Incontestablement tournée vers le marché du secondaire, la célèbre station balnéaire voit son marché se maintenir.
DEUX EXPERTS LOCAUX VOUS DONNENT LEUR DÉCRYPTAGE
Star incontestée du littoral atlantique, La Baule s’enorgueillit d’être une des plus belles plages d’Europe, à moins de 3h de T.G.V. de Paris. Sa vocation balnéaire remonte à la fin du XIXe siècle, quand Jules Joseph Hennecart confie à l’architecte nantais Georges Lafont la construction de la chapelle Sainte-Anne et de plus de 250 villas. D’autres suivront. À la Belle Époque, François André, fondateur du groupe Lucien Barrière, développe l’hôtellerie de luxe. À partir des années soixante, les immeubles remplaceront progressivement les villas du front de mer. Plus de 60 % du patrimoine immobilier est dédié au secondaire et appartient aux Parisiens, Nantais, Rennais, Angevins ou même Champenois qui vivent ici quelques semaines par an.
Il y a eu une baisse significative du nombre des transactions entre fin 2007 et juillet 2009, mais nous enregistrons un regain d’intérêt des acheteurs depuis août dernier. Les prix ont été réajustés : la baisse de 10 à 15 % permet de voir revenir des acheteurs très attachés à la région. Nous avons 65 à 70 % de demandes pour le secondaire, essentiellement en appartement : du studio, T2/T3 proche de la plage ou du bel appartement face mer. La fourchette est large, de 110 000 à 800 000 €, mais l’intérêt est moindre pour les maisons entre 450 000 et 650 000 €. Les acquéreurs sont avisés, et les vendeurs qui ont « compris le message » réalisent leurs ventes qui restent toujours de belles opérations, surtout en rachetant ensuite. Par ailleurs, il n’y a pas eu un gonflement significatif du volume des biens à vendre.

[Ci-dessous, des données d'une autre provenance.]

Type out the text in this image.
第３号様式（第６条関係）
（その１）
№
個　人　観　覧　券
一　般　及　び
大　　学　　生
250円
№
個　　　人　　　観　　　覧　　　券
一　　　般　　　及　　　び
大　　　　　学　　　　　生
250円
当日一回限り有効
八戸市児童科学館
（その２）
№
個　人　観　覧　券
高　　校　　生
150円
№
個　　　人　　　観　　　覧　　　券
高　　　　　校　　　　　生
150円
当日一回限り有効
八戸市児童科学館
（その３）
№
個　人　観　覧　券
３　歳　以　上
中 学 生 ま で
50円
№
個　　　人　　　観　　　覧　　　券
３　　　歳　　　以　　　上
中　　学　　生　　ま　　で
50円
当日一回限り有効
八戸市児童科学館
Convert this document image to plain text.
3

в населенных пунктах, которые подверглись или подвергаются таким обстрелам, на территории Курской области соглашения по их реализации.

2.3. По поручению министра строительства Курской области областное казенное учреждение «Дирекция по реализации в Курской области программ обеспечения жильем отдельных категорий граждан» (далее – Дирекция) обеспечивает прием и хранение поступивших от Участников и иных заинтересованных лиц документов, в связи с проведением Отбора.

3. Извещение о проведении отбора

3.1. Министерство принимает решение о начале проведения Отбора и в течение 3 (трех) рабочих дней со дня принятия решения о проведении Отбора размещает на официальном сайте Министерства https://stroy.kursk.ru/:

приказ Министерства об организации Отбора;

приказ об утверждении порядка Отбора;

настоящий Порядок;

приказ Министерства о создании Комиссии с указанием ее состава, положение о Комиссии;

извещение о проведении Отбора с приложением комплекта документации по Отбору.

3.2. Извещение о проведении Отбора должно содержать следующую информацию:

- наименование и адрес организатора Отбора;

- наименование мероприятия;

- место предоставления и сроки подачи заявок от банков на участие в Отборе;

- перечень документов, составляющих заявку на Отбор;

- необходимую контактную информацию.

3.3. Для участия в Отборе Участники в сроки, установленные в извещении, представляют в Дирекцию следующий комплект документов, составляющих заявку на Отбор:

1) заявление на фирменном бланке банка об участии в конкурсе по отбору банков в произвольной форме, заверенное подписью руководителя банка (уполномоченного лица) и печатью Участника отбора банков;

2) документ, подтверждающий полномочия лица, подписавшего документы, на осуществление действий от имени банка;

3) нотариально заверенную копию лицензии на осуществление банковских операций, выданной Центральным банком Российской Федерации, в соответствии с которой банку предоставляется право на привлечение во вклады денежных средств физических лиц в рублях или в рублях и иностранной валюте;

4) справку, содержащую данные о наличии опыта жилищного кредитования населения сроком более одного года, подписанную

La crise financière a impacté le marché immobilier baulois fin 2008. Le volume des transactions a baissé, et les prix ont commencé à diminuer début 2009 pour se stabiliser à la fin de l’année, après avoir doublé en dix ans ! Une baisse inéluctable pour retrouver un semblant de marché. La Baule est un secteur très recherché, et les valeurs restent élevées. Le second semestre s’est correctement passé et les acquéreurs sont revenus, pour des petites surfaces, de 100 000 à 150 000 €. Depuis fin 2009, nous enregistrons des demandes pour tous types de biens, de 100 000 à 800 000 € et parfois plus pour de beaux appartements avec vue sur mer. Les acquéreurs sont là, mais les vendeurs restent attentistes. Nous avons un rôle de médiateur : il faut que la confiance revienne, les signes sont encourageants.